Les braises de Craonne
FRANÇOIS D'ORCIVAL
Une semaine avant le premier tour de la présidentielle, un mois avant de quitter l’Elysée, François Hollande aura accompli ce dimanche un ultime geste : commémorer le centenaire d’un désastre. Avant d’écouter comme un cantique, La Chanson de Craonne, l’hymne des déserteurs. Célébrer le sacrifice tout en honorant la désobéissance en temps de guerre… La braise des mémoires n’est pas éteinte. Fallait-il la ranimer ? Le Chemin des Dames, ce n’est pas Verdun, cette victoire de la ténacité française, c’est une affreuse défaite militaire et morale. Elle suit la révolution russe de février 1917, l’abdication du tsar, la désintégration de son armée ; elle fabrique les mutineries de deux régiments qui vont contaminer huit divisions, jusqu’à enflammer des humeurs de folie collective à l’Assemblée. Et c’est Pétain qu’on rappelle pour sauver de l’humiliation une armée de 2 millions d’hommes.
Est-ce bien cela que va célébrer le président de la République ? « Infime ou immense, l’humiliation est si douloureuse qu’on la juge pire que la douleur », écrit Michel Zink, le grand médiéviste, dans un beau texte sur l’humiliation dont il cherche les sources jusqu’au Moyen Age *. Dans le prologue de son propos, il cite le cas d’un déserteur de la Grande Guerre condamné à mort. « Le malheureux est une loque, il faut le traîner. Un général croise le sinistre cortège. Il s’arrête, fait venir le condamné et lui dit : le risque de voir l’armée se débander exige que les déserteurs soient exécutés. On vous envoie donc à la mort pour la défense du pays, comme on envoie à la mort les soldats qui sortent de la tranchée. Vous aussi, vous mourrez pour la France. » Alors, dit Michel Zink, le condamné affronta la mort « avec courage et dignité ». Que lui dirait-on aujourd’hui selon les canons de la pensée dominante ? « Mon cher, je vous gracie et je vous félicite » ? C’est cela que l’on fait en écoutant pieusement La Chanson de Craonne. Michel Zink conclut son anecdote en expliquant : « Dans le cadre des valeurs alors admises par tous [en 1914-1918], ce général avait fait pour ce malheureux le plus qu’il pouvait en effaçant l’infamie attachée à sa mort. »

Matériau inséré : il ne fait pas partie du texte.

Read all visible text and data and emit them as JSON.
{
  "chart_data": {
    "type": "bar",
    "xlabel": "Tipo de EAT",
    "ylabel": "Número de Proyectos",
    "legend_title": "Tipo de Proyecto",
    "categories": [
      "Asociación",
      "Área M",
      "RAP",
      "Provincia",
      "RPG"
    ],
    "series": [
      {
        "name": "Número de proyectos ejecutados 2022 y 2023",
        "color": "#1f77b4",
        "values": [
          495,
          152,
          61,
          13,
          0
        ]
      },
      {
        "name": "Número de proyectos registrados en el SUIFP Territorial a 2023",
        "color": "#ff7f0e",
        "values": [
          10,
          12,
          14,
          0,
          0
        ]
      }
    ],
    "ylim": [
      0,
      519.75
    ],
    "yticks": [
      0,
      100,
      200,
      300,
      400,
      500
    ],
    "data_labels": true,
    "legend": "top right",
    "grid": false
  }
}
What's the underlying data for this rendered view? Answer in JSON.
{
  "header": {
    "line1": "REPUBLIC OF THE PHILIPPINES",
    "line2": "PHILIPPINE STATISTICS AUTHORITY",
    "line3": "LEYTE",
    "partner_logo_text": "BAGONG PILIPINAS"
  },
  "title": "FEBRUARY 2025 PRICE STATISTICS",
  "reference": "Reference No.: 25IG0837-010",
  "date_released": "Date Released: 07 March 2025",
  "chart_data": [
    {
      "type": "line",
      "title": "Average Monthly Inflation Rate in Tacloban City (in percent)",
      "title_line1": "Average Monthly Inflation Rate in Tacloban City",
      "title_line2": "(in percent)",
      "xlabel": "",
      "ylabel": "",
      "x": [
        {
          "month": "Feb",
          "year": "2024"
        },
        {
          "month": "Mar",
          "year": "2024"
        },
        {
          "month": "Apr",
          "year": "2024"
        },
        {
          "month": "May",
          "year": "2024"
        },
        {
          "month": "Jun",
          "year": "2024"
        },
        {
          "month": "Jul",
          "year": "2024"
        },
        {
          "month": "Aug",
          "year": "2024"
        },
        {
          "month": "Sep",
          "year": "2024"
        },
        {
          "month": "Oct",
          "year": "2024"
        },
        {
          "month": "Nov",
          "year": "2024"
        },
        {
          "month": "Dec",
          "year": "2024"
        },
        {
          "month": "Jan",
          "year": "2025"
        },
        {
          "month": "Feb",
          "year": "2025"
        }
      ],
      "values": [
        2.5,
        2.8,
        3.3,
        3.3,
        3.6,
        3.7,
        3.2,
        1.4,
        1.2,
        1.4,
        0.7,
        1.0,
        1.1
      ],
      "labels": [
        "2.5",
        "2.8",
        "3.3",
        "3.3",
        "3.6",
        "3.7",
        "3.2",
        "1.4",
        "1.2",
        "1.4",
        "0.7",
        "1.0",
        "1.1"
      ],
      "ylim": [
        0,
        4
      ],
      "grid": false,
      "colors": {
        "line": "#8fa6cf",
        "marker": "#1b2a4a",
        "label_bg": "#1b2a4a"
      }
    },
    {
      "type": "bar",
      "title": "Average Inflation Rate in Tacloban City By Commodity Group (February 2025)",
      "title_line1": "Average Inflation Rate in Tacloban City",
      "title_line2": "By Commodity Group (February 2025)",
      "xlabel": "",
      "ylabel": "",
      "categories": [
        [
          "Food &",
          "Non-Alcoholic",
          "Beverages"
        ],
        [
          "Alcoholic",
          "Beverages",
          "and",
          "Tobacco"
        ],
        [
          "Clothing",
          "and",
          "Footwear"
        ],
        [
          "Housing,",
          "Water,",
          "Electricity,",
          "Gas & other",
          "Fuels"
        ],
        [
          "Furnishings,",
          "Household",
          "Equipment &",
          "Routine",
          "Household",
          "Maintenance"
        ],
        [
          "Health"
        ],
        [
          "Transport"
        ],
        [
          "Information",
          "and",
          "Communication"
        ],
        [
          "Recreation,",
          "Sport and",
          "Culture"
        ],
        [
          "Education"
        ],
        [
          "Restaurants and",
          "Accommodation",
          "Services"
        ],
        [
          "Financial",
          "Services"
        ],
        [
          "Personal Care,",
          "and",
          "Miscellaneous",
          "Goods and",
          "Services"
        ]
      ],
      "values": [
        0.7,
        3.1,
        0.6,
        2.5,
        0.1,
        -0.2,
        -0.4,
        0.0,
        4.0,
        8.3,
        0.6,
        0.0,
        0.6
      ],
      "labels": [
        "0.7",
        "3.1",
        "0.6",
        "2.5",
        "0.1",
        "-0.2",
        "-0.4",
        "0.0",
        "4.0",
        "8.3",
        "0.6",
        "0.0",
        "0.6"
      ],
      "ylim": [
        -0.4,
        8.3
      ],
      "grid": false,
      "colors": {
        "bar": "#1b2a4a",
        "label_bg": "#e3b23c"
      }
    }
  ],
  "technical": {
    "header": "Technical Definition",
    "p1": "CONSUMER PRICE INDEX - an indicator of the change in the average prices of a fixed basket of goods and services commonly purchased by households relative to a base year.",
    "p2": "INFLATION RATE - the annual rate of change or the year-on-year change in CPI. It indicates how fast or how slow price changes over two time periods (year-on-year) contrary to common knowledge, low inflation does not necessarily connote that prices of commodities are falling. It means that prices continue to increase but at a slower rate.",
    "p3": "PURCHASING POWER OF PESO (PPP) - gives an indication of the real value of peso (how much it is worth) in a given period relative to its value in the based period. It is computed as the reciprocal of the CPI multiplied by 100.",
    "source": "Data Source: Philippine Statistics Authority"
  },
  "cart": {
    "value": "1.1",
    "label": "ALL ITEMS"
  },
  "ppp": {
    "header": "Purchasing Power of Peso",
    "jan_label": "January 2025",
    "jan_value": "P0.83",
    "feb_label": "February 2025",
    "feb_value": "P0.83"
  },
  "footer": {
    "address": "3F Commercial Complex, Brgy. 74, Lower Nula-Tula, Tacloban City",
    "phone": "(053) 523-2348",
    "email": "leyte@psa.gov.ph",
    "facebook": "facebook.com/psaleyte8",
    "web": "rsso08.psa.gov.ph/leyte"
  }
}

C’est hélas ce dont on n’est plus capable, parce que l’honneur et le courage ne sont plus enseignés comme des vertus cardinales. Si l’armée sacrifiée au Chemin des Dames n’avait pas été finalement sauvée, au prix inhumain des « fusillés pour l’exemple », l’appel à Clemenceau, en novembre 1917, eût été vain.